Councils rake in £327 million from property licensing schemes
The enormous revenues being generated by council licensing schemes have been revealed by data gathered by proptech firm Kamma.
Data has revealed that hard-up councils are using property licensing schemes to generate significant revenues, says Kamma COO Chris Morgan (pictured).
The licensing compliance portal analysed the public registers of over 389,000 licensed HMOs and found that the top 500 councils have raked in £327,737,160 from their schemes.
Southwark
London councils dominate the licensing landscape, with 60% of the top 20 highest revenues in the capital. Southwark is in top spot, generating over £23m across its schemes.
Not far behind is Waltham Forest, where licensing fees have already brought in over £18m and with two new borough-wide schemes set to launch in April and May, revenues are projected to climb even higher. It also has the largest number of licensed properties, with over 24,000 privately rented homes.
Also, Lambeth operates London’s most expensive mandatory licensing scheme, charging landlords £2,530 per property, which brings in revenue of over £11m.
Nottingham is the highest-earning council outside London, amassing over £18m in licensing revenue.
And with recent legislative changes removing the requirement for the Secretary of State to approve selective licensing schemes covering more than 20% of a borough, those revenues are only likely to get bigger.
As more local authorities introduce new schemes, staying ahead of these changes is now essential.”
Morgan says: “This data shows the true scale of licensing fees and their growing impact on the private rental sector.

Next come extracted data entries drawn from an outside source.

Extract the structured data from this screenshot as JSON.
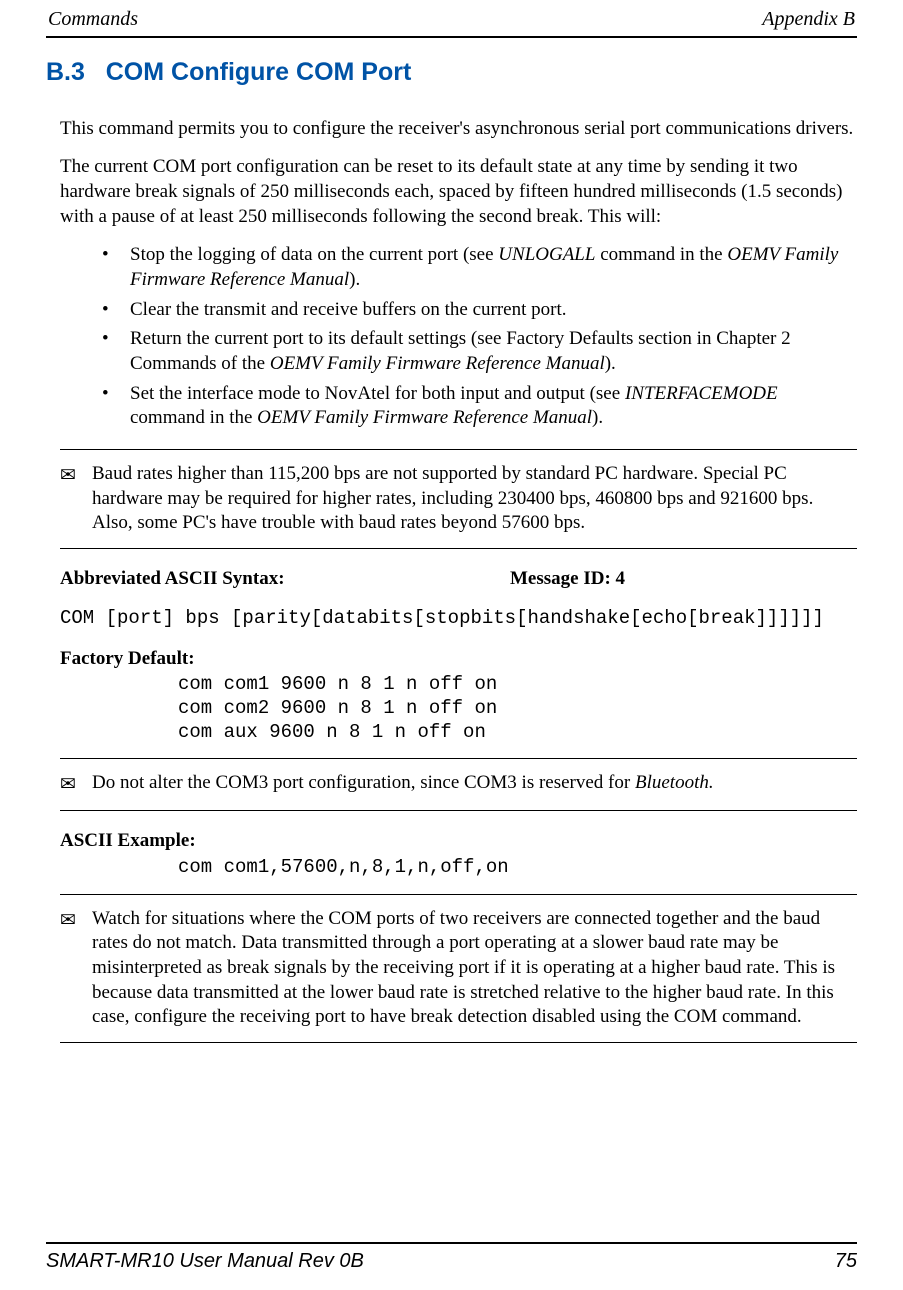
{
  "header": {
    "left": "Commands",
    "right": "Appendix B"
  },
  "section": {
    "number": "B.3",
    "title": "COM Configure COM Port"
  },
  "paragraphs": {
    "intro1": "This command permits you to configure the receiver's asynchronous serial port communications drivers.",
    "intro2": "The current COM port configuration can be reset to its default state at any time by sending it two hardware break signals of 250 milliseconds each, spaced by fifteen hundred milliseconds (1.5 seconds) with a pause of at least 250 milliseconds following the second break. This will:"
  },
  "bullets": {
    "b1a": "Stop the logging of data on the current port (see ",
    "b1b": "UNLOGALL",
    "b1c": " command in the ",
    "b1d": "OEMV Family Firmware Reference Manual",
    "b1e": ").",
    "b2": "Clear the transmit and receive buffers on the current port.",
    "b3a": "Return the current port to its default settings (see Factory Defaults section in Chapter 2 Commands of the ",
    "b3b": "OEMV Family Firmware Reference Manual",
    "b3c": ").",
    "b4a": "Set the interface mode to NovAtel for both input and output (see ",
    "b4b": "INTERFACEMODE",
    "b4c": " command in the ",
    "b4d": "OEMV Family Firmware Reference Manual",
    "b4e": ")."
  },
  "notes": {
    "n1": "Baud rates higher than 115,200 bps are not supported by standard PC hardware. Special PC hardware may be required for higher rates, including 230400 bps, 460800 bps and 921600 bps. Also, some PC's have trouble with baud rates beyond 57600 bps.",
    "n2a": "Do not alter the COM3 port configuration, since COM3 is reserved for ",
    "n2b": "Bluetooth.",
    "n3": "Watch for situations where the COM ports of two receivers are connected together and the baud rates do not match. Data transmitted through a port operating at a slower baud rate may be misinterpreted as break signals by the receiving port if it is operating at a higher baud rate. This is because data transmitted at the lower baud rate is stretched relative to the higher baud rate. In this case, configure the receiving port to have break detection disabled using the COM command."
  },
  "syntax": {
    "label": "Abbreviated ASCII Syntax:",
    "msgid": "Message ID: 4",
    "line": "COM [port] bps [parity[databits[stopbits[handshake[echo[break]]]]]]"
  },
  "factory": {
    "label": "Factory Default:",
    "l1": "com com1 9600 n 8 1 n off on",
    "l2": "com com2 9600 n 8 1 n off on",
    "l3": "com aux 9600 n 8 1 n off on"
  },
  "example": {
    "label": "ASCII Example:",
    "l1": "com com1,57600,n,8,1,n,off,on"
  },
  "footer": {
    "left": "SMART-MR10 User Manual Rev 0B",
    "page": "75"
  },
  "icons": {
    "envelope": "✉"
  }
}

“With councils generating hundreds of millions from licensing schemes and enforcement efforts intensifying, landlords and agents must factor compliance costs into their business models.
“As more local authorities introduce new schemes, staying ahead of these changes is now essential.”
Thanks to increasing under-funding from the previous Govt councils are having to find ways to prevent going into bankruptcy. Landlords are an easy target as they are all considered to be ‘rich’.
In practice licensing being roled out to studios, 1 beds and 2 beds does not improve standards unless staff numbers are significantly increased to cater for the 100s or 1,000s more visits required. But it does improve council bank balances. Landlords increase rents to cover the additional exp and guess who pays that?
So this is a stealth tax on tenants really.